A single protest will not suffice, and nor will protest which is not maintained and followed up by further action. While such action does not have to include either physical violence or the commencement of legal proceedings, nonetheless the landowner must continue to assert that the user is objected to and unlawful, and to take active steps to contest it. This course of action may not suit many landowners, who, particularly in the case of development land, may have very little involvement on the ground in any event. Moreover, for parties who live or work in close proximity to each other, the prospect of creating a contentious unfriendly relationship with one’s neighbours is, for obvious reasons, unattractive. On any view, contention will involve time, cost and worry.

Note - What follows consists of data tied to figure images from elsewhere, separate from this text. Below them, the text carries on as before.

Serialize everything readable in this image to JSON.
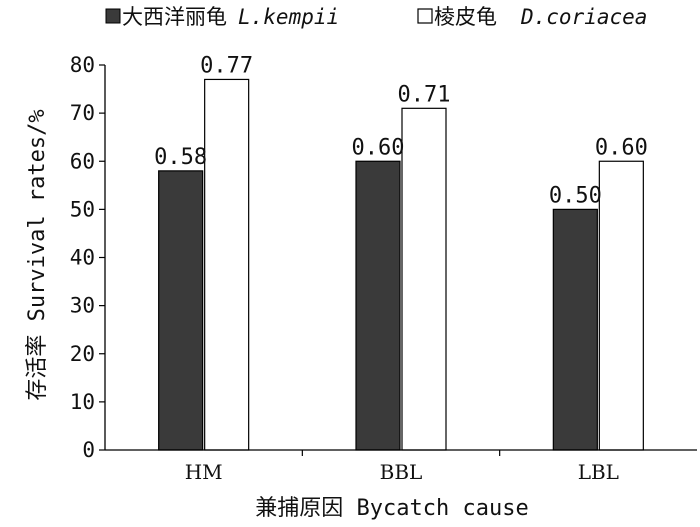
{
  "chart_data": {
    "type": "bar",
    "categories": [
      "HM",
      "BBL",
      "LBL"
    ],
    "series": [
      {
        "name_cn": "大西洋丽龟",
        "name_latin": "L.kempii",
        "values": [
          58,
          60,
          50
        ],
        "data_labels": [
          "0.58",
          "0.60",
          "0.50"
        ],
        "color": "#3a3a3a"
      },
      {
        "name_cn": "棱皮龟",
        "name_latin": "D.coriacea",
        "values": [
          77,
          71,
          60
        ],
        "data_labels": [
          "0.77",
          "0.71",
          "0.60"
        ],
        "color": "#ffffff"
      }
    ],
    "xlabel": "兼捕原因 Bycatch cause",
    "ylabel": "存活率 Survival rates/%",
    "ylim": [
      0,
      80
    ],
    "yticks": [
      0,
      10,
      20,
      30,
      40,
      50,
      60,
      70,
      80
    ],
    "grid": false,
    "legend_position": "top"
  }
}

A simpler route is simply to grant permission to the person who is parking the car. Just as user must not be contentious, it must also not be permissive (nec precario). Even unilateral granting of consent is sufficient to prevent the user being ‘as of right’, and therefore to prevent a claim based on prescription. A significant advantage of this approach is that permission given unilaterally can be withdrawn. So for example the freeholder owner of a block of offices, who notes that the neighbouring owners occasionally park in the office car park, can avoid conflict, solicitors’ letters and litigation simply by sending a letter confirming that the use has been noted and that for the time being the owner consents to it.
If ever the user becomes excessive, or the freeholder wishes to use the car park in a different way, permission can simply be withdrawn. Similarly, if the freehold is sold, express permission being no more than a licence will not bind the new owner. In the meantime friendly relations between neighbours can be maintained. Obviously neither contention nor consent will be relevant if twenty years’ user has already taken place; but in cases within the twenty years, or where the length of the user is not known, express permission may be the most effective means of preventing the acquisition of a right to park.
By Caroline Shea, barrister, Falcon Chambers.